Let $\tau'=ri, r\in \mathbb {Q} ^{+} $ so that $\tau'/\tau=2r$ is a positive rational number. As noted above if $l, L$ correspond to $\tau'$ then the relation between $l$ and $k=1 /\sqrt{2}$ is algebraic so that $l$ is an algebraic number and the ratio $K/L$ is an algebraic function of $k, l $ and thus $K/L$ is also an algebraic number. Thus from equation $(6)$ it follows that $\eta(ri) $ is an algebraic multiple of $\Gamma (1/4)\pi^{-3/4}$.
More generally it can be proved that if $r$ is a positive rational number then the value of $\eta(i\sqrt{r}) $ can be expressed in terms of values of Gamma function at rational points and $\pi$ and certain algebraic numbers.

Also let me complete the link between $\Gamma (1/4)$ and elliptic integrals starting with your approach. We have $$\frac{\Gamma ^2(1/4)}{2\sqrt{\pi}}=\int_{0}^{\pi}\frac{dx}{\sqrt{\sin^4 x+\cos^4 x}}=\int_{0}^{\pi}\frac{dx}{\sqrt{1-2\sin^2 x\cos^2 x}}$$ and the integral can further be written as $$\int_{0}^{\pi}\frac{dx}{\sqrt{1-(1/2)\sin^2 2x}}$$ Putting $2x =t$ we can see that it reduces to $$\frac{1}{2}\int_{0}^{2\pi}\frac{dt}{\sqrt{1-(1/2)\sin^2 t}}=2\int_{0}^{\pi/2}\frac{dx}{\sqrt{1-(1/2)\sin^2 x}}=2K(1/\sqrt{2})$$ and we are done.
A: The Dedekind eta function is related to the Euler $\phi$ function by
$$
\eta(\tau)=q^{1/24}\phi(q)
$$
so, for example,
$$
\eta(i)=e^{-\pi/12}\phi(e^{-2\pi}).
$$
In his "lost notebook", Ramanujan reported finding special values of the Euler function, such as 
$$
\phi(e^{-2\pi})=\frac{e^{\pi/12}\Gamma(\frac{1}{4})}{2\pi^{3/4}}
$$
and therefore
$$
\eta(i)=\frac{\Gamma(\frac{1}{4})}{2\pi^{3/4}}.
$$
The special values that Ramanujan found have been proved by George Andrews and Bruce Berndt. See Ramanujan's lost notebook.
The Wikipedia article on the Euler function says that Ramanujan found values for $\phi(e^{-\pi})$, $\phi(e^{-2\pi})$, $\phi(e^{-4\pi})$, and $\phi(e^{-8\pi})$, which correspond to $\eta(i/2)$, $\eta(i)$, 
$\eta(2i)$, and $\eta(4i)$. However, as you mention, the Wikipedia article on the eta function reports as value for $\eta(3i)$ so Ramanujan must have also found $\phi(e^{-6\pi})$. I doubt that $\eta(ki)$ is known, but you have a plausible conjecture.

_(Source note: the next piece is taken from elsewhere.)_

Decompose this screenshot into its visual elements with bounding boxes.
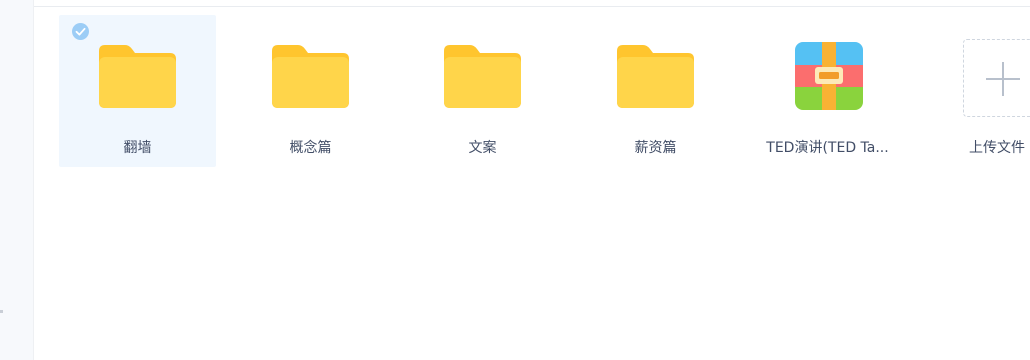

A: This is a long comment: 
From the identity: $\eta(\frac{-1}{\tau})=\sqrt{i\tau}\eta(\tau)$  we can derive just a few more values for $\eta$ that don't appear on the wikipedia page. Taking $\tau=ki$. 
$$\eta(\frac{-1}{ki})=\sqrt{-1i^2k}\eta(ki)$$
$$\eta(\frac{i}{k})=\sqrt{k}\eta(ki)$$
So now we should be able to get just a few more: 
Taking $k=1,2$ we get no new info but $k=3,4$ should get us closed forms for $\eta(i/3)$ and $\eta(i/4)$. So in this way we can see that if $\eta(ki)$ is an algebraic number times $\Gamma(\frac{1}{4})\pi^{-3/4}$ then so is $\eta(i/k)$. This conjecture would extend to the "Egyptian fractions."
A: The value for $k = 6$ is,
$$\eta(6i) = \frac{1}{2\cdot 6^{3/8}} \left(\frac{5-\sqrt{3}}{2}-\frac{3^{3/4}}{\sqrt{2}}\right)^{1/6}\,\color{brown}{\frac{\Gamma\big(\tfrac{1}{4}\big)}{\pi^{3/4}}}$$
More generally, your observation that $\eta(k\,i)$ is a product of an algebraic number and that particular ratio (in brown) is correct. For $k>6$ and $\eta(\sqrt{-N})$, see this post: What is the exact value of $\eta(6i)$?